It is important to find developmental dysplasia of the hip early to treat it successfully. In the first few months of life, babies often can wear a type of harness to fix the problem. But babies older than 6 months often need surgery, and those who are older than 1 year almost always need surgery.
Treatment depends on how old your child is when DDH is found. All types of treatment have one goal: putting the hip joint back in place and keeping it there. This kind of treatment is called reduction, and there are several methods.

Reduction for Hip Dysplasia

Treatment from 0 to 6 months of age

Proper fit of Pavlik harness. Courtesy of 'Fundamentals of Pediatric Orthopedics,' © 2003 Lippincott Williams & Wilkins

The youngest babies may wear a Pavlik harness. This is a soft harness that flexes and pulls the baby’s legs away from their middle while allowing the baby to move their legs. The harness keeps the ball (femoral head) at the top of the thighbone positioned deeply in the socket.
This is the simplest form of reduction treatment and works 90% of the time. It allows the baby to exercise their legs while redirecting the thighbone into the hip socket.

Pavlik Harness-worn for 3 weeks 23 hours per day

Hip Abduction Orthosis (also called hewson brace, very similiar to the Rhino Cruiser)-worn for 8 weeks 23 hours per day pre closed reduction.

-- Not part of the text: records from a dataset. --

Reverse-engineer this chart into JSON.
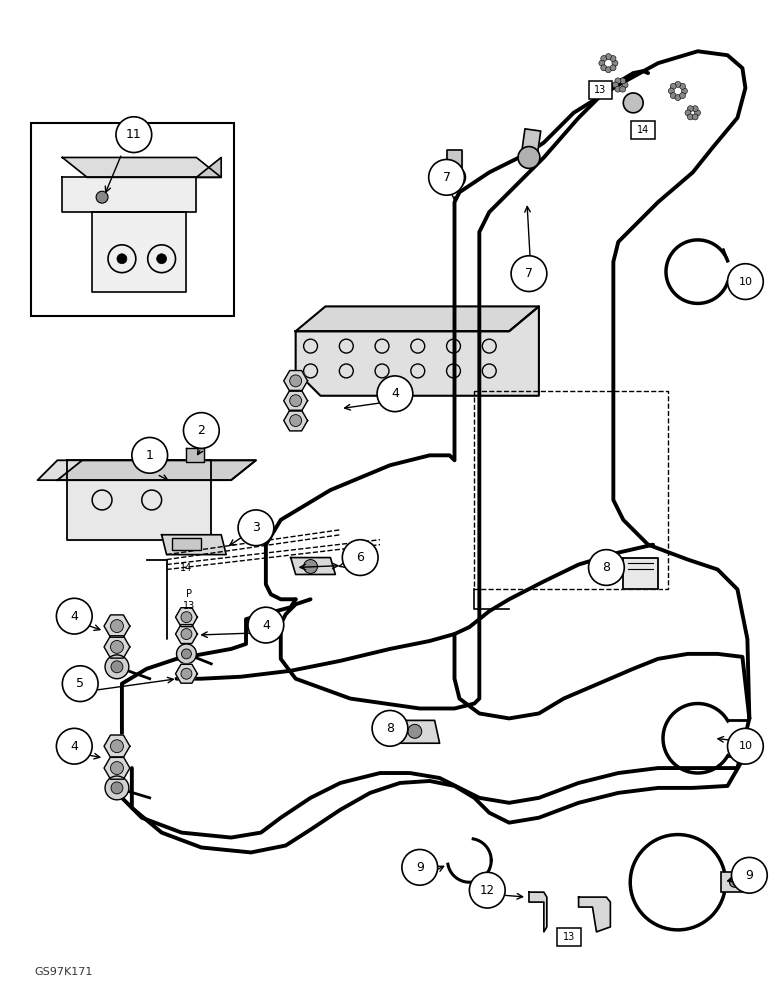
{
  "background_color": "#ffffff",
  "line_color": "#000000",
  "figure_width": 7.72,
  "figure_height": 10.0,
  "dpi": 100,
  "watermark": "GS97K171"
}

At nightime and naps for 6 months prior to Salter Osteotomy

Treatment from 6 to 18 months of age

If the Pavlik harness is unsuccessful or if a child is older than 6 months, they may need a body cast or a brace to hold the thighbone in the hip socket.
Doctors either manipulate your child’s joint with a cast or harness (closed reduction) or operate to put the thighbone in the socket (open reduction).
Open reduction is necessary for about 10% to 20% of children with DDH who are 6 to 18 months of age. During the procedure, the doctor opens the hip and puts the ball directly into the hip socket.
In some children, the hip (psoas) tendon also is tight and must be released. Doctors do this by making a small cut through the skin to release the tendon.

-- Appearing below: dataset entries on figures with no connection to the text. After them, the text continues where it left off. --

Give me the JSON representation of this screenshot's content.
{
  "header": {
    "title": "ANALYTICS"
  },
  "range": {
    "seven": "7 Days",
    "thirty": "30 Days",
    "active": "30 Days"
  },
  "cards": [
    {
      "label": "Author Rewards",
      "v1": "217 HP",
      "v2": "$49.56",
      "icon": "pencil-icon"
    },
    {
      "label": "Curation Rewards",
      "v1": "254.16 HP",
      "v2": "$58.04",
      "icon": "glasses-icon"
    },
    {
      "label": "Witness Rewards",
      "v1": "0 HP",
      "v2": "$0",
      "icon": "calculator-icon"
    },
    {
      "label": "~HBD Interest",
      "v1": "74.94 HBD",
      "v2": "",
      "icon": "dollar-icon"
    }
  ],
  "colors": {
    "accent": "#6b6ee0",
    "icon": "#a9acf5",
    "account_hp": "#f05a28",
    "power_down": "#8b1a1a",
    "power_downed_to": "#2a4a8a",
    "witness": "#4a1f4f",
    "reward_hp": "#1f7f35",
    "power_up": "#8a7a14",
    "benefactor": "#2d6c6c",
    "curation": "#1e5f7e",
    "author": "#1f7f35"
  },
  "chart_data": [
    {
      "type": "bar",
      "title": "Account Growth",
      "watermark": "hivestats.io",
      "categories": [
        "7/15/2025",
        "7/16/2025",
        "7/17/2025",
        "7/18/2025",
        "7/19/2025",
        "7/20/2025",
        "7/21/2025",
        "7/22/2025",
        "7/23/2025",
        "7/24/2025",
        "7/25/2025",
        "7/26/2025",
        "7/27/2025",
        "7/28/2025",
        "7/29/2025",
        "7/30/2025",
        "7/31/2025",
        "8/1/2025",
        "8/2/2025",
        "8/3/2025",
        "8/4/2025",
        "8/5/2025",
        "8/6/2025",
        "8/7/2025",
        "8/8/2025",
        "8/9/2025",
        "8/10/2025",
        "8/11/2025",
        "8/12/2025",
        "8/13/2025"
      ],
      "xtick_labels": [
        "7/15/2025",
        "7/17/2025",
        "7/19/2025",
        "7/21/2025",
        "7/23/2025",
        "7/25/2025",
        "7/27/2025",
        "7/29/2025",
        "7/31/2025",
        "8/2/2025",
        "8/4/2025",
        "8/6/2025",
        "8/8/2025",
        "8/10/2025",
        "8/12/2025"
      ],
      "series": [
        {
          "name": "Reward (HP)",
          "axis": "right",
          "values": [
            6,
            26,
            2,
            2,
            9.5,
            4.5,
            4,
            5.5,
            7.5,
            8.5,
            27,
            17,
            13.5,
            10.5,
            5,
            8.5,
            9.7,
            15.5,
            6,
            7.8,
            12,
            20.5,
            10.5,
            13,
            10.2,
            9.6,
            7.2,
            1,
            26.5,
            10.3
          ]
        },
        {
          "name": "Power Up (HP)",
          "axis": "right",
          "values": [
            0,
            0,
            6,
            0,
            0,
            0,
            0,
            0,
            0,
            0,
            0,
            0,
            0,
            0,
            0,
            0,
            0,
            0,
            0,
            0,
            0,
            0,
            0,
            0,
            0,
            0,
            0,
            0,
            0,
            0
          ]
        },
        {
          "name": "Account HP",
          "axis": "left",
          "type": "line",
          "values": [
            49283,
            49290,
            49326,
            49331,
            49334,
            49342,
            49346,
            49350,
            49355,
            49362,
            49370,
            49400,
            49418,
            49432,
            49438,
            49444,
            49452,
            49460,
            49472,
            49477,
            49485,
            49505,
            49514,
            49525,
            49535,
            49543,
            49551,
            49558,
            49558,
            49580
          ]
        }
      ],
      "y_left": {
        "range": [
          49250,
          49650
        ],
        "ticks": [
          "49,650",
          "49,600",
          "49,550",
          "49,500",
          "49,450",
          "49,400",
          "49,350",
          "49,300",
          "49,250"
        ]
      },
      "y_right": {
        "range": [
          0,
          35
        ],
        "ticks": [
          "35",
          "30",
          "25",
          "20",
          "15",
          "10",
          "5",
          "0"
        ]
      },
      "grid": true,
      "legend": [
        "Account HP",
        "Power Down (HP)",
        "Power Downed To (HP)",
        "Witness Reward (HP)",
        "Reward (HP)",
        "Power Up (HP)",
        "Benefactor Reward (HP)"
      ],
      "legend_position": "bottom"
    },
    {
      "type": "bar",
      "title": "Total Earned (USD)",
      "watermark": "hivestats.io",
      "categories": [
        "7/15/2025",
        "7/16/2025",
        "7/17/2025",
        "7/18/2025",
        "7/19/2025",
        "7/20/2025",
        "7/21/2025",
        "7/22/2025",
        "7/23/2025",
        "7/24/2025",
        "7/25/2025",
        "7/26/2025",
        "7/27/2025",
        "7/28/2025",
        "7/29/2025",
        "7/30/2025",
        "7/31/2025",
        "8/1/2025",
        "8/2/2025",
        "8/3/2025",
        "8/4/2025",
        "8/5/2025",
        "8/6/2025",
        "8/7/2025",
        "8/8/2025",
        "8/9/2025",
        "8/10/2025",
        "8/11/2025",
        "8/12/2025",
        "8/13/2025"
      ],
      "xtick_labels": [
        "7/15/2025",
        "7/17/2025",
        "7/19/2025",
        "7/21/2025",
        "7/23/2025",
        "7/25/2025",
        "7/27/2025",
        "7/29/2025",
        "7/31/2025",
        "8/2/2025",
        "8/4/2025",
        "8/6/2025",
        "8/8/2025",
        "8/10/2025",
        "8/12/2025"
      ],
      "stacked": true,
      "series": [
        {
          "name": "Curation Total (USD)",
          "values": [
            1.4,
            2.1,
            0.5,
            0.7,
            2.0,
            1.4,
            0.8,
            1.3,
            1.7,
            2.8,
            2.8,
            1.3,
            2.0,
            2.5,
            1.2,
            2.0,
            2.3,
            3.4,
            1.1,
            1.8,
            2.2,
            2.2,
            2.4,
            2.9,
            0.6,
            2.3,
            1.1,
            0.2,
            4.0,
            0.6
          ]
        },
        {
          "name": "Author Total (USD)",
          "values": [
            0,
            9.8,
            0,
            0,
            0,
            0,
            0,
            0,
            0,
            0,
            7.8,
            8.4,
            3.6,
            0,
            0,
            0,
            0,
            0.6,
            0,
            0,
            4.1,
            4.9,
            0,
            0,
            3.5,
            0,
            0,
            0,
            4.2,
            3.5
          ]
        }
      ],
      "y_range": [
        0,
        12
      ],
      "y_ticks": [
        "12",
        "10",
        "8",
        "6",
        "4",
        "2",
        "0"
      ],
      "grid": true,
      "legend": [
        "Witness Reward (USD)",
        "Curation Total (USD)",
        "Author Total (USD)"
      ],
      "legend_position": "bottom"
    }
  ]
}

Spica Cast after Closed Reduction applies 6/22/10, changed July 2010 and removed 8/23/2010

Treatment for children older than 18 months

Older children usually need surgery to redirect or reshape the bones of the hip, the pelvis or the thighbone so their hips will stay in proper alignment.
After surgery, your child will wear a special body cast, called a spica cast, on their hips and legs for about three months. The cast will be changed once, midway through the time period.
After the doctor removes the cast, your child will wear a plastic-and-metal brace to hold the hips in place until X-rays show that the hip socket is normal.